My favorite album of all time is The Queen is Dead, by the Smiths. Number 2 is Fumbling Towards Ecstasy, by Sarah McLachlan. And 3rd is August & Everything After, by Counting Crows. (I only allow myself 1 album from the Smiths or Morrissey. It’s the same logic when I make a list of favorite songs. I probably like all Morrissey songs more than I like “I Remember You,” by Skid Row, but that feels against the spirit of the list, so I set a limit and move forward. The song I put at #2 is “I Can’t Help Myself,” by Gene, and it might be in the top 10, top 20 for sure, if i included all of the songs, but it would really be only one of 2 or 3 non-Morrissey/Smiths in the top 100 or so. Anyway.)

There’s a Counting Crows documentary on HBO now that is so great. If you haven’t seen it, you need to watch it immediately.

I don’t know what to say now. Do I tell you about it? About the SNL performance? About the backlash? About Adam Duritz’s mental illness? I don’t want to tell you about any of those things, but I don’t know what to write.

We can’t describe the best art; we can talk about style, subject, technique, but they don’t ever do the piece justice. We can get an idea or what it is, or what it means, but it’s still just an obvious inadequacy. It’s like if I tell you what it’s like to kiss the Angel. There just aren’t words.

If you listen to a live recording of “Round Here,” maybe you’ll understand what is so deeply important about this band. Maybe don’t read the lyrics first, and certainly not while you watch – they’re perfect, but without his voice and the band and the moment where the guitars and drums and “she must be tired of something,” much is lost. A live band is different from a record.
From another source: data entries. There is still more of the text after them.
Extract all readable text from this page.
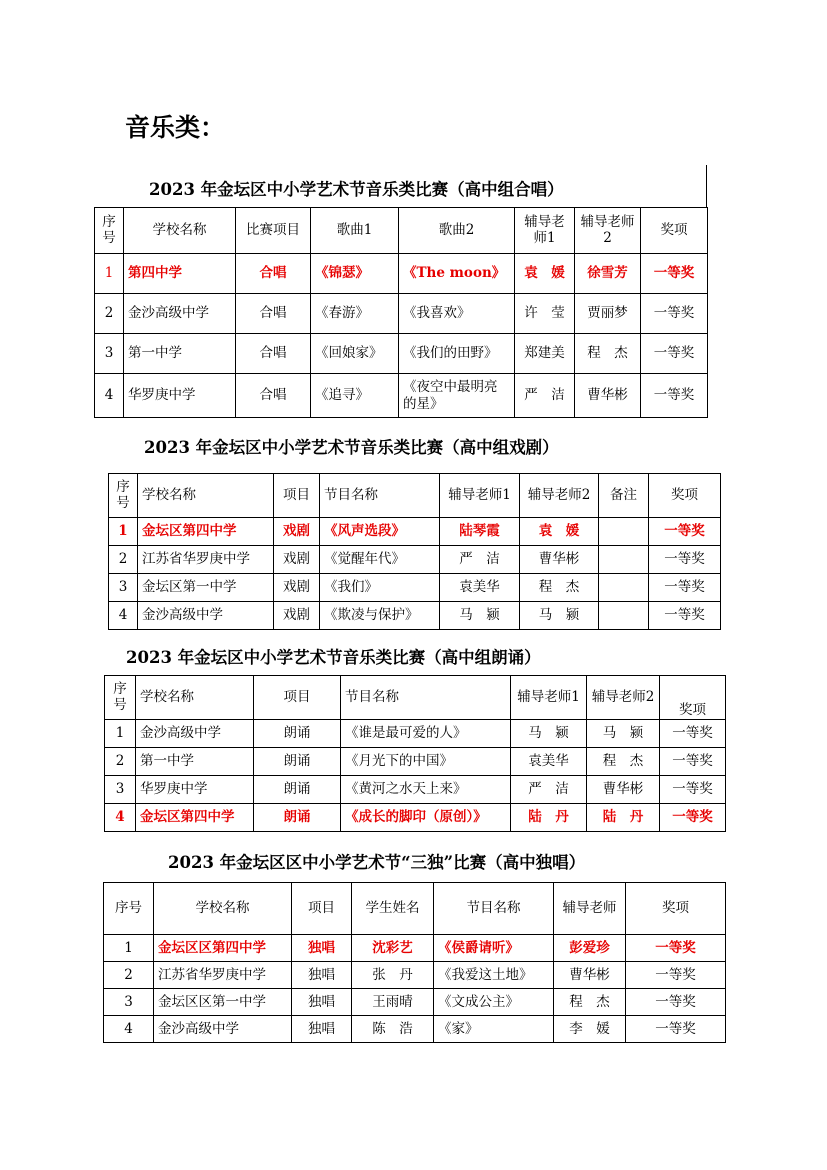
音乐类：
2023 年金坛区中小学艺术节音乐类比赛（高中组合唱）
序号	学校名称	比赛项目	歌曲1	歌曲2	辅导老师1	辅导老师2	奖项
1	第四中学	合唱	《锦瑟》	《The moon》	袁　媛	徐雪芳	一等奖
2	金沙高级中学	合唱	《春游》	《我喜欢》	许　莹	贾丽梦	一等奖
3	第一中学	合唱	《回娘家》	《我们的田野》	郑建美	程　杰	一等奖
4	华罗庚中学	合唱	《追寻》	《夜空中最明亮的星》	严　洁	曹华彬	一等奖
2023 年金坛区中小学艺术节音乐类比赛（高中组戏剧）
序号	学校名称	项目	节目名称	辅导老师1	辅导老师2	备注	奖项
1	金坛区第四中学	戏剧	《风声选段》	陆琴霞	袁　媛		一等奖
2	江苏省华罗庚中学	戏剧	《觉醒年代》	严　洁	曹华彬		一等奖
3	金坛区第一中学	戏剧	《我们》	袁美华	程　杰		一等奖
4	金沙高级中学	戏剧	《欺凌与保护》	马　颍	马　颍		一等奖
2023 年金坛区中小学艺术节音乐类比赛（高中组朗诵）
序号	学校名称	项目	节目名称	辅导老师1	辅导老师2	奖项
1	金沙高级中学	朗诵	《谁是最可爱的人》	马　颍	马　颍	一等奖
2	第一中学	朗诵	《月光下的中国》	袁美华	程　杰	一等奖
3	华罗庚中学	朗诵	《黄河之水天上来》	严　洁	曹华彬	一等奖
4	金坛区第四中学	朗诵	《成长的脚印（原创）》	陆　丹	陆　丹	一等奖
2023 年金坛区区中小学艺术节“三独”比赛（高中独唱）
序号	学校名称	项目	学生姓名	节目名称	辅导老师	奖项
1	金坛区区第四中学	独唱	沈彩艺	《侯爵请听》	彭爱珍	一等奖
2	江苏省华罗庚中学	独唱	张　丹	《我爱这土地》	曹华彬	一等奖
3	金坛区区第一中学	独唱	王雨晴	《文成公主》	程　杰	一等奖
4	金沙高级中学	独唱	陈　浩	《家》	李　媛	一等奖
This reminds me of a church service. Yes, you can watch it on YouTube or read the sermon transcript, but you’ll miss the urgency and the crackling energy of the message and God’s hand on your heart.

I guess what I mean is that you have those spaces that really matter. At least, I hope you do. I suspect that we, as a culture, are moving away from authentic connection and experience. Driving a car in a video game is not driving a car, and I think we’re starting to believe it is.

And I guess what I’m trying to ask is if you’d please see someone in person, show up, hold someone’s hand, kiss your wife or your husband. And not just send a kissy emoji. Life can be the most wonderful (of course, it can also be the worst, but so is everything), and this is a season that is inviting us into a new story, but it’s a story that has to be lived.

I hope, this year, we all choose to live it.